First we compute the posterior probabilities.

In [92]:
import re


class NaiveBayes:
    @staticmethod
    def get_posterior_probabilities(training_data, verbose=True):
        """
        This function calculates the posterior probabilities for each word in the vocabulary for each class in the
        training set.

        :param training_data: dict, contains the training documents and their labels
        :param verbose: bool, whether to print debugging information
        :return: dict, the posterior probabilities for each word in the vocabulary for each class in the training set
        """
        posterior = {}
        vocabulary = get_vocabulary(training_data['documents'])
        lw = len(vocabulary)
        classes = list(set(training_data['labels']))

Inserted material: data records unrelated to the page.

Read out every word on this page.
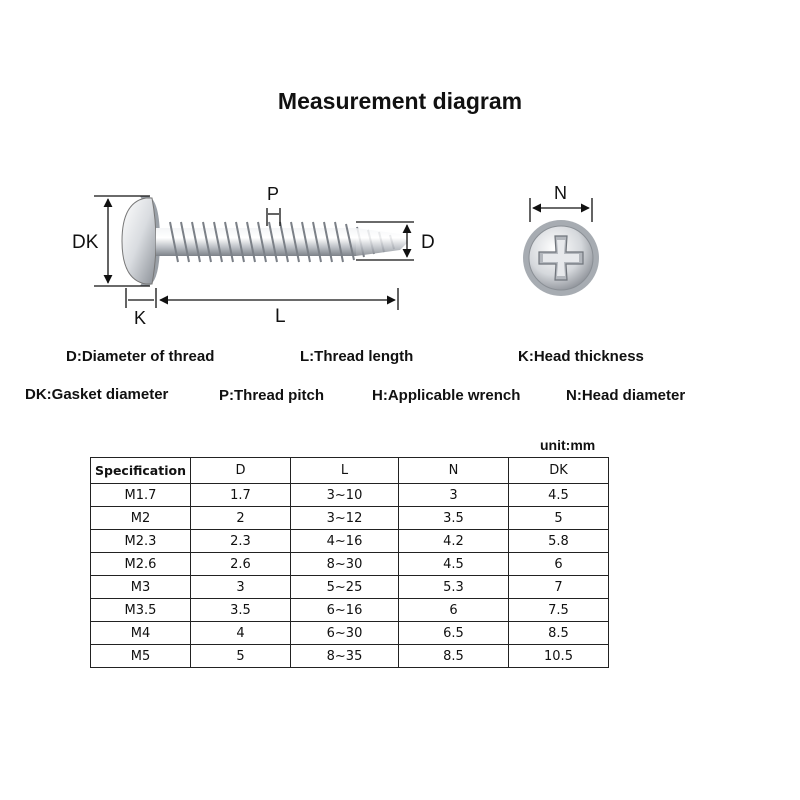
Measurement diagram
DK
K
P
L
D
N
D:Diameter of thread	L:Thread length	K:Head thickness
DK:Gasket diameter	P:Thread pitch	H:Applicable wrench	N:Head diameter
unit:mm
Specification	D	L	N	DK
M1.7	1.7	3~10	3	4.5
M2	2	3~12	3.5	5
M2.3	2.3	4~16	4.2	5.8
M2.6	2.6	8~30	4.5	6
M3	3	5~25	5.3	7
M3.5	3.5	6~16	6	7.5
M4	4	6~30	6.5	8.5
M5	5	8~35	8.5	10.5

        for index, c in enumerate(classes):
            tokens = sum(training_data['documents'][training_data['labels'] == c], [])
            try:
                den = len(tokens)
            except:
                den = 0

            current_class_docs = tokens

            for w in vocabulary:
                num = current_class_docs.count(w)
                posterior[(w, c)] = (1 + num) / (den + lw)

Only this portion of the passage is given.